Section E — Access Control
The Vendors Inventory contains commercially sensitive data including Annual Spend, contract terms, risk assessments, and negotiation-sensitive attributes such as Substitutability and Concentration Risk. Access should be governed explicitly: read access broadly available to APM, TPM, EA, legal, compliance, and security teams; write access restricted to the inventory steward, designated Enterprise Relationship Owners, and authorized automated feeds from procurement systems; schema change access reserved for the inventory owner and governing body. Attributes including Termination Notice Period, Substitutability, and Key Risk Factors may warrant additional access restrictions given their sensitivity in negotiation contexts.
Section F — Change Management
Changes to Vendor Tier, Dependency Level, and Relationship Status have downstream implications for governance investment, monitoring frequency, and regulatory evidence requirements. These attributes should follow a formal change control process: Propose → Review (Enterprise Relationship Owner and Governing Body) → Approve → Implement → Communicate. Changes to Risk Attributes that elevate a vendor’s risk rating above a defined threshold should trigger an immediate notification to the relevant business continuity and security functions.
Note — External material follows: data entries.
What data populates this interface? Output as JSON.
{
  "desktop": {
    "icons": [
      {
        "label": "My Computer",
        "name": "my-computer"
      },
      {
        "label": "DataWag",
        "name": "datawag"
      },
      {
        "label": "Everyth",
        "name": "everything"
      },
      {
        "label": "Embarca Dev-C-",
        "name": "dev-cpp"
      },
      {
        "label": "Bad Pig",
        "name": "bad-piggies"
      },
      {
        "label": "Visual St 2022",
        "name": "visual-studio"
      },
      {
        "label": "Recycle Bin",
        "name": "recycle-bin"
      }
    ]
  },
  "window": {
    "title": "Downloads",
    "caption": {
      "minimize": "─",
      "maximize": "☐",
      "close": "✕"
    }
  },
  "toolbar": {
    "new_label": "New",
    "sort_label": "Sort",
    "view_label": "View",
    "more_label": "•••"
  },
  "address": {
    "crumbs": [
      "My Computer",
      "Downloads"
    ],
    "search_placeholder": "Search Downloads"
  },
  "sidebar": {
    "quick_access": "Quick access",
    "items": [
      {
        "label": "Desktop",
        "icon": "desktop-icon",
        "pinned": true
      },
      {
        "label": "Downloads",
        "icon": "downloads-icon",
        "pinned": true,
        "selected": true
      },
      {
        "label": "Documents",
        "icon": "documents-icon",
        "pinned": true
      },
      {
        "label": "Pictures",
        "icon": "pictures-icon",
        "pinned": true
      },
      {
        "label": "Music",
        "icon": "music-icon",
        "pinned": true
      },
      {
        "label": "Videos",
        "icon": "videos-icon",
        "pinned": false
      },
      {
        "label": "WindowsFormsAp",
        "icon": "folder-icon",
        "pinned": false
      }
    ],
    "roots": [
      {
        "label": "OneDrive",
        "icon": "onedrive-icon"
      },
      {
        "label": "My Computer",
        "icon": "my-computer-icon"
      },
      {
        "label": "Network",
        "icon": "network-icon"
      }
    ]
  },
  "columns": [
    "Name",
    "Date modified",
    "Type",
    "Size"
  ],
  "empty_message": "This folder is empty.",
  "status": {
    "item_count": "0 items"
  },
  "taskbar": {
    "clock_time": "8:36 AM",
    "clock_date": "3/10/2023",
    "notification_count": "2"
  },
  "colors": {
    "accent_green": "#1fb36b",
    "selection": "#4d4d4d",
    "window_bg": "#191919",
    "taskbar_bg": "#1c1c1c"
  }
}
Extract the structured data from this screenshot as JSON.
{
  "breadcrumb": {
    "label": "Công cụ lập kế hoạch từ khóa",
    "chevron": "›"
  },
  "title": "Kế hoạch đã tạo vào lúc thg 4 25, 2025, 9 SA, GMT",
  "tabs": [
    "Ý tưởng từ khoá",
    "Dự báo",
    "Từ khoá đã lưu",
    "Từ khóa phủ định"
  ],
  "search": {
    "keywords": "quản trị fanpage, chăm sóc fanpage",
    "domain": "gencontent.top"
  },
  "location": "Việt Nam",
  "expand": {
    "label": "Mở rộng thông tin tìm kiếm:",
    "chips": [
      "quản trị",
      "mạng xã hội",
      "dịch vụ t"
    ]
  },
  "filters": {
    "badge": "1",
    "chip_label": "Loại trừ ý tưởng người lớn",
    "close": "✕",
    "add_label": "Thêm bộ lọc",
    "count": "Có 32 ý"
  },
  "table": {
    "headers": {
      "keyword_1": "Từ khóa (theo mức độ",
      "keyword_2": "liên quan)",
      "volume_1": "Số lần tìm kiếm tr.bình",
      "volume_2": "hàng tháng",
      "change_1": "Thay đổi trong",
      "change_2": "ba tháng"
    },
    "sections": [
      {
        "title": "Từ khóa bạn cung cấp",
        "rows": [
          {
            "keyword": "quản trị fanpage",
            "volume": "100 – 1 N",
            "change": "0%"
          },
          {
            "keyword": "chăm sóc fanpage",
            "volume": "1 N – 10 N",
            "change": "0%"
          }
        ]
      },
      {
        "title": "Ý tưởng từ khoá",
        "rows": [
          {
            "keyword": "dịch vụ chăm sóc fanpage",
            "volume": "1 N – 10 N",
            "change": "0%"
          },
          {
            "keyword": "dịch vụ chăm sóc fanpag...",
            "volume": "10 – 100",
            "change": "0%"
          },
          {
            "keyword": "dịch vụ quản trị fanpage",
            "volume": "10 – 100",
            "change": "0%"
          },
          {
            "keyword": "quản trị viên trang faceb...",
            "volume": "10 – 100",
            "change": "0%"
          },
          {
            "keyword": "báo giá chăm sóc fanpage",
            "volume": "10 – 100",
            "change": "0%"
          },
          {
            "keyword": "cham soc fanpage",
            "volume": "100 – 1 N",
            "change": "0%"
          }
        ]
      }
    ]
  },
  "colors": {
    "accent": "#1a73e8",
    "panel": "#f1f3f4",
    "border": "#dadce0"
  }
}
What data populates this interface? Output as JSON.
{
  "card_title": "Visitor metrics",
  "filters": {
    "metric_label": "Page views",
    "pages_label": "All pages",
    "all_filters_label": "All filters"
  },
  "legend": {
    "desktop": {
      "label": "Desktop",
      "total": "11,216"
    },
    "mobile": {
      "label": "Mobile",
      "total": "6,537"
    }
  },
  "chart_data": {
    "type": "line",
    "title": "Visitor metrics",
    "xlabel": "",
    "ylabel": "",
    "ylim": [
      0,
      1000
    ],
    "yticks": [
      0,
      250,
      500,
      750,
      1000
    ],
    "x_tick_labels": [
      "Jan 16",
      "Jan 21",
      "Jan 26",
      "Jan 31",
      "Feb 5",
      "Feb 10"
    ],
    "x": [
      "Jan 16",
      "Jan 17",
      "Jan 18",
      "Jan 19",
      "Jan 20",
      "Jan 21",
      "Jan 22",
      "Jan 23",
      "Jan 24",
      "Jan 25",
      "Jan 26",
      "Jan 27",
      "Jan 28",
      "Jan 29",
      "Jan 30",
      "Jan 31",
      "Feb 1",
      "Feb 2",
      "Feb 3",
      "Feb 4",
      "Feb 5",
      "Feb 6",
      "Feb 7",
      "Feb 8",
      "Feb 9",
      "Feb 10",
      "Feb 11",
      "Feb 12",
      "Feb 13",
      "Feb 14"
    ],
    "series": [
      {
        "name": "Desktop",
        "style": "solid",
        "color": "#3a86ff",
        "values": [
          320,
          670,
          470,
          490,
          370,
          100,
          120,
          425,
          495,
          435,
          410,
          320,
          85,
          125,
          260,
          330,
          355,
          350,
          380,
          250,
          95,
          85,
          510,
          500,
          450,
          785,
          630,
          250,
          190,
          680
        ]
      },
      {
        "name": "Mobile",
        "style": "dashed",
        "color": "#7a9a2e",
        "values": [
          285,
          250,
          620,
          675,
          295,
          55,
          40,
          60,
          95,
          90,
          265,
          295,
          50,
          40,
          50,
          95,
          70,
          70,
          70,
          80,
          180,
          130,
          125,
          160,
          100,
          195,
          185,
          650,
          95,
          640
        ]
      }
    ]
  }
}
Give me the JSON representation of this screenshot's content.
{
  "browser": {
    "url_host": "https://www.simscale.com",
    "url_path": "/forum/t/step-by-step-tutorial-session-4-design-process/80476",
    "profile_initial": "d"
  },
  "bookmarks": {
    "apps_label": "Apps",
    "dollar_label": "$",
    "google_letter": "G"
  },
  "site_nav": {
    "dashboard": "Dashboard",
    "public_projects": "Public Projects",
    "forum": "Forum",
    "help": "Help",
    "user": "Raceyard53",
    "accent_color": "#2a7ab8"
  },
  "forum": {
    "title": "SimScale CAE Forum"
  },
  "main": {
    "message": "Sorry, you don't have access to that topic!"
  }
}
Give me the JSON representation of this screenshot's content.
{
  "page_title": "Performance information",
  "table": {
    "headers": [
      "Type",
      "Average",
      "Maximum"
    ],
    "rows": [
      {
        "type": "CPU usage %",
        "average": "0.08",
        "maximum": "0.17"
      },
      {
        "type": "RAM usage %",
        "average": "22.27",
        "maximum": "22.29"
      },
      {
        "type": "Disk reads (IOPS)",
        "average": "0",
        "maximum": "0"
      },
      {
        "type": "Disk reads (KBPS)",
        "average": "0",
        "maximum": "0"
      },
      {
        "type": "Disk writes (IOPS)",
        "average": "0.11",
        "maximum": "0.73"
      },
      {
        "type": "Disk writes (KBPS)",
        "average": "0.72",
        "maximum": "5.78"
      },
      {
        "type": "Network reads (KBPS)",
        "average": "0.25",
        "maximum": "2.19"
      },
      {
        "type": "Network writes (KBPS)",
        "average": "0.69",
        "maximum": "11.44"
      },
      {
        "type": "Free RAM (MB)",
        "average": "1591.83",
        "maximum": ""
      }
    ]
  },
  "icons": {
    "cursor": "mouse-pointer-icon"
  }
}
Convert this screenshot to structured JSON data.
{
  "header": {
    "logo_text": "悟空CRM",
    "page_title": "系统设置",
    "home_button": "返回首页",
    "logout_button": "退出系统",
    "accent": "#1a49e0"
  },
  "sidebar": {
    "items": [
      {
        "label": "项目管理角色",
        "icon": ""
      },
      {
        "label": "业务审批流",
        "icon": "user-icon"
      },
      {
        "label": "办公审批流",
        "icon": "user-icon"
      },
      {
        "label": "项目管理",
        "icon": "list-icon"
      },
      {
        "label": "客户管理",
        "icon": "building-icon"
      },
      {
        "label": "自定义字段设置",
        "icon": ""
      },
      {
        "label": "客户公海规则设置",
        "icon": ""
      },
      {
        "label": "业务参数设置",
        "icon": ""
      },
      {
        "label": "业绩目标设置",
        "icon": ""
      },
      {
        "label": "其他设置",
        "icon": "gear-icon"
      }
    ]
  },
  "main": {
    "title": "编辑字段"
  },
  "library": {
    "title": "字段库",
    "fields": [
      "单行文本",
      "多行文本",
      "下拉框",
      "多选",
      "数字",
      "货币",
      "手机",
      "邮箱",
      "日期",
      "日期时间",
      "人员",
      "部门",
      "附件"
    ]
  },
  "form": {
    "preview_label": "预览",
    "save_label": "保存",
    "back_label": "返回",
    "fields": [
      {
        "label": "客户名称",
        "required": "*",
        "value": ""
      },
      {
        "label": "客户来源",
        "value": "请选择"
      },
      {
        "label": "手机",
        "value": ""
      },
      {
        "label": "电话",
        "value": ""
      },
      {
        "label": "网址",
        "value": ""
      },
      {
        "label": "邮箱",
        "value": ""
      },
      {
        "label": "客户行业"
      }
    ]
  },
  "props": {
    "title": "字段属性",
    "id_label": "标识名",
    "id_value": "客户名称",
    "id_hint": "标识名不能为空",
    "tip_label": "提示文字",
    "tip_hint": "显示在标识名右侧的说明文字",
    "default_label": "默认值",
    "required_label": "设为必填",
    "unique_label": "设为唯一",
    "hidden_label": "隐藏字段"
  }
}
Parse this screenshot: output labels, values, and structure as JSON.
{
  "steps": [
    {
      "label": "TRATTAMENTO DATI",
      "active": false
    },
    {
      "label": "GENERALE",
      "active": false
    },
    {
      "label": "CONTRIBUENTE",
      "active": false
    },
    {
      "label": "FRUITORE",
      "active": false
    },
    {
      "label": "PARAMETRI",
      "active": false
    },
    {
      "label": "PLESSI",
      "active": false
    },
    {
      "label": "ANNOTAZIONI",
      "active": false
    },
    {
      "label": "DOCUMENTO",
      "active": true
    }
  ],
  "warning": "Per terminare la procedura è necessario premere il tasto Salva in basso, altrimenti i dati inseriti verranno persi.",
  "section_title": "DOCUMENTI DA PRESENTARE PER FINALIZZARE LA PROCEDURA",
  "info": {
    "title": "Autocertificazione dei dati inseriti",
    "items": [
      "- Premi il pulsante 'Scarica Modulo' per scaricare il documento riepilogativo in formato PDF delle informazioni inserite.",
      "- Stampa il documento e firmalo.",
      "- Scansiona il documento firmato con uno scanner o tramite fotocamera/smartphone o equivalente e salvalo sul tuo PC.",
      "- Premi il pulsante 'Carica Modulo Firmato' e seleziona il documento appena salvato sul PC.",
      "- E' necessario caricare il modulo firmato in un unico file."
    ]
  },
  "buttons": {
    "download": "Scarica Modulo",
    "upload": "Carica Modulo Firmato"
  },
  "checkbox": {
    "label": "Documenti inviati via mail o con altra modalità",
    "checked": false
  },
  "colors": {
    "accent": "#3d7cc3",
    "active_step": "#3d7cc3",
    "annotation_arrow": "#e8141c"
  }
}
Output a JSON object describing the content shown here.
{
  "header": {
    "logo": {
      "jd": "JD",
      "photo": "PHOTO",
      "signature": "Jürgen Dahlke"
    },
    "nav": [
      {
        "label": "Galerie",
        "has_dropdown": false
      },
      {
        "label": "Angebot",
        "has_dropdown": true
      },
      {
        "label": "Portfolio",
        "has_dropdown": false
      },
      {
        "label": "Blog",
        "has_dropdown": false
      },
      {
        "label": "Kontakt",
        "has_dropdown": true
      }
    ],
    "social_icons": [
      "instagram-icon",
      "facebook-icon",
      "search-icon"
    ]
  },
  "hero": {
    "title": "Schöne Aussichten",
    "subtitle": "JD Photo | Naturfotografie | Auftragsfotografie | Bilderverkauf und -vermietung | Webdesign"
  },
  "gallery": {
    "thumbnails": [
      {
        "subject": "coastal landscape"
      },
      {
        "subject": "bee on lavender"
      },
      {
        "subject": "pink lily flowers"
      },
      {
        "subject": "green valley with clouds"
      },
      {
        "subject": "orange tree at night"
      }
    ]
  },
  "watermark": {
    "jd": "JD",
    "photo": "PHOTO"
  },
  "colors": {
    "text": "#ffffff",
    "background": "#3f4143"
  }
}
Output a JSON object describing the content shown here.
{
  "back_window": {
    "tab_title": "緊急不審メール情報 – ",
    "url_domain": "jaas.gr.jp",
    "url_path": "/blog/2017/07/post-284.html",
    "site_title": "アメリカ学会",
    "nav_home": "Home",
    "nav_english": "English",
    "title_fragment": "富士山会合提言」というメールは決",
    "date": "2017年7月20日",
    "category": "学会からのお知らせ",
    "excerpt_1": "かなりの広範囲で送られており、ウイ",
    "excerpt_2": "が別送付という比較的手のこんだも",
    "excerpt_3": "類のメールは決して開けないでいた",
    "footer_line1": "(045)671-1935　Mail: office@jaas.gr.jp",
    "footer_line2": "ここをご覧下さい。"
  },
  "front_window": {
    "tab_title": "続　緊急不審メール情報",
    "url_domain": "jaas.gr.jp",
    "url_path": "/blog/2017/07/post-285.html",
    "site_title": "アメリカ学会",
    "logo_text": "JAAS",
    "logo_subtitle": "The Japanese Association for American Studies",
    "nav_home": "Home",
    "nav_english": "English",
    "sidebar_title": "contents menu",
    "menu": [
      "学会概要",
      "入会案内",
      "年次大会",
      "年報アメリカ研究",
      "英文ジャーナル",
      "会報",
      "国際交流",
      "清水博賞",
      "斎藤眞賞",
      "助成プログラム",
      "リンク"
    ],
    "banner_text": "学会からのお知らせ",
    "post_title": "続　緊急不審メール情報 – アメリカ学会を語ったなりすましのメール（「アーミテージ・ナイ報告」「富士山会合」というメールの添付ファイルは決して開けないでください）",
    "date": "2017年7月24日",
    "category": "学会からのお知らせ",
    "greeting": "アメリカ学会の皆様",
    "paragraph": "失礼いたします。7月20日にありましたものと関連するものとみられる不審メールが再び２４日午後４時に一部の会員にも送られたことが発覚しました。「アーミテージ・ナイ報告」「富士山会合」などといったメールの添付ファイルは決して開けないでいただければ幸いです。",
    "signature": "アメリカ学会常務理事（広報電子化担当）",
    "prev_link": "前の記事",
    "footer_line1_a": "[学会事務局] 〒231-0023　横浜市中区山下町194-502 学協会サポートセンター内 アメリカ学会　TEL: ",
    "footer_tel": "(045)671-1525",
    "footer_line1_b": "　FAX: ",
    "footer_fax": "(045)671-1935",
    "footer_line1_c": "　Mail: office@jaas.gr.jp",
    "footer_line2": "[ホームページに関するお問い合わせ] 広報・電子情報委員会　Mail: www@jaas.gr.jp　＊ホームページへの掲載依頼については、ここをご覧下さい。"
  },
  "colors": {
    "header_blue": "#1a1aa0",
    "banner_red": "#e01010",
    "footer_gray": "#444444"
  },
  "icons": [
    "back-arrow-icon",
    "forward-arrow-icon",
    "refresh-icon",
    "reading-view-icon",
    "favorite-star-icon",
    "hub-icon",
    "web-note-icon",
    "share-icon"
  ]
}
Section G — Archival and Retention
When a vendor relationship is terminated, its record is not deleted. Update Relationship Status to Terminated, document the termination date and reason, and retain the record indefinitely for audit defensibility. Terminated vendor records are essential evidence for regulatory audits, litigation, and re-engagement assessment. For vendors involved in a security incident, compliance finding, or significant legal matter, retain all associated records indefinitely regardless of how long ago the relationship ended.